The case we focus on is about Colfax’s ESAB subsidiary. The company had the idea of creating “a connected welder system”. It was very difficult to be able to identify when customers were running into issues. However, once every welder connects to a platform that controls them through data-flow analysis, only then was the platform able to provide valuable insights about quality. Efficiency and use of material were also improved and so were alerts to potential chain issues.

The solution

Rebel EMP 215ic, CC/CV welding system, provides a true multi-process performance and a groundbreaking operator interface with LCD/TFT display. Operators interact with it using a unique control that combines traditional weld parameter adjustments with the smartphones. In fact, the color display offers a simple interface in 21 languages. Important information beyond weld parameters are displayed on the users interface.

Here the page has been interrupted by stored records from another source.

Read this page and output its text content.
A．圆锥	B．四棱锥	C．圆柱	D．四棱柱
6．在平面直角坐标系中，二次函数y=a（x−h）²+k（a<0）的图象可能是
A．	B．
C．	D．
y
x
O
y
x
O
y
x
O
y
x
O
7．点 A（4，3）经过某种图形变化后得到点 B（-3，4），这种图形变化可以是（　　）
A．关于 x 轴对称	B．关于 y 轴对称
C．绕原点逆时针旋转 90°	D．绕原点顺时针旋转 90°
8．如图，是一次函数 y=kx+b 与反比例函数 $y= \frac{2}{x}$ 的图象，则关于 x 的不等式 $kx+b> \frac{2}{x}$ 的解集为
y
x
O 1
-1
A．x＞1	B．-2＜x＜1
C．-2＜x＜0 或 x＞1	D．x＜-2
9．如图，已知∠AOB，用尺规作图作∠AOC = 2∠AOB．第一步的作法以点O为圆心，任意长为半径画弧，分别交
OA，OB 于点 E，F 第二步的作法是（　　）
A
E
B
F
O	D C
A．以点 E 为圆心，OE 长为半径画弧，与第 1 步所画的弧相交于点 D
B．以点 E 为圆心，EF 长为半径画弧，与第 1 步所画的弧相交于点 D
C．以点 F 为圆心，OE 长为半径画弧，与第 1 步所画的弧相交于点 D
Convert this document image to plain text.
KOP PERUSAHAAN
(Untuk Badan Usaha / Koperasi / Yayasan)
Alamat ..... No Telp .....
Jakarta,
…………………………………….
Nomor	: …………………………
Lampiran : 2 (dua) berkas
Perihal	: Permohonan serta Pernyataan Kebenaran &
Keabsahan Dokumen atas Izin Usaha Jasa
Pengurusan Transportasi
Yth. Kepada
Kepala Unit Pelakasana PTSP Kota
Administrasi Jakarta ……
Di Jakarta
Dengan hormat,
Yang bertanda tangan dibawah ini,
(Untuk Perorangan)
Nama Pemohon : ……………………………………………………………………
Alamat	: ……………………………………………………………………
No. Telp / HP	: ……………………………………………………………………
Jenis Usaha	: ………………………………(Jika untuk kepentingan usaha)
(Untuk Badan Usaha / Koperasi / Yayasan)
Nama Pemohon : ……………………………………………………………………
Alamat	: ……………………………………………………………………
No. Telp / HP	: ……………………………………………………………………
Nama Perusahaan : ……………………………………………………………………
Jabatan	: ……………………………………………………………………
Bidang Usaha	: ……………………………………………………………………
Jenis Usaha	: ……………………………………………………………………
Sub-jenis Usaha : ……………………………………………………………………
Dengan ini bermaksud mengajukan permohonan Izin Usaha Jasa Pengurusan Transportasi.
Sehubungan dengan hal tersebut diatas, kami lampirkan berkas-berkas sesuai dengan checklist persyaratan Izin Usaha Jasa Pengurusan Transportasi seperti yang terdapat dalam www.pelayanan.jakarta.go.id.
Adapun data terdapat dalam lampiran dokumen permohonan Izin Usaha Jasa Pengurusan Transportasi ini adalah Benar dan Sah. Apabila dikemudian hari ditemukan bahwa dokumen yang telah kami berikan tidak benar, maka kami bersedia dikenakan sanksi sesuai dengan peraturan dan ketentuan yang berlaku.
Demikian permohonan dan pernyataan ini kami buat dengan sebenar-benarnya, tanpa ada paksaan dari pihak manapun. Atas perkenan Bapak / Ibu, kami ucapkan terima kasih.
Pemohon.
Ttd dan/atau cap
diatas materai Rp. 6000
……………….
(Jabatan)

Moreover, the Rebel’s sMIG (“smart MIG”) function adapts automatically the welding to any popular steel, stainless, chrome-moly or aluminum filler metal/gas combination, and provides a stable MIG arc. As users adjust one parameter, sMIG automatically adjusts others to keep the MIG arc stable. For instance, increasing or decreasing wire feed speed to weld thicker or thinner metal. Using an exclusive, built-in algorithm, sMIG monitors the operator’s technique and continuously adapts the output.

The benefit

Experienced welders become productive more quickly, and novice welders start producing quality welds in less time. The sMIG feature takes away incorrect settings and so users can focus on good gun technique. As a result, ESAB can improve job costing and quality for their customers.

Final Thoughts

These stories highlight what realising tech intensity is all about. They also remind us that people are at the heart of this transformation. Through the use of AI, operators are empowered with more knowledge about the baseline throughput and quality. This provides them with real-time recommendations on how to guide performance levels towards optimisation.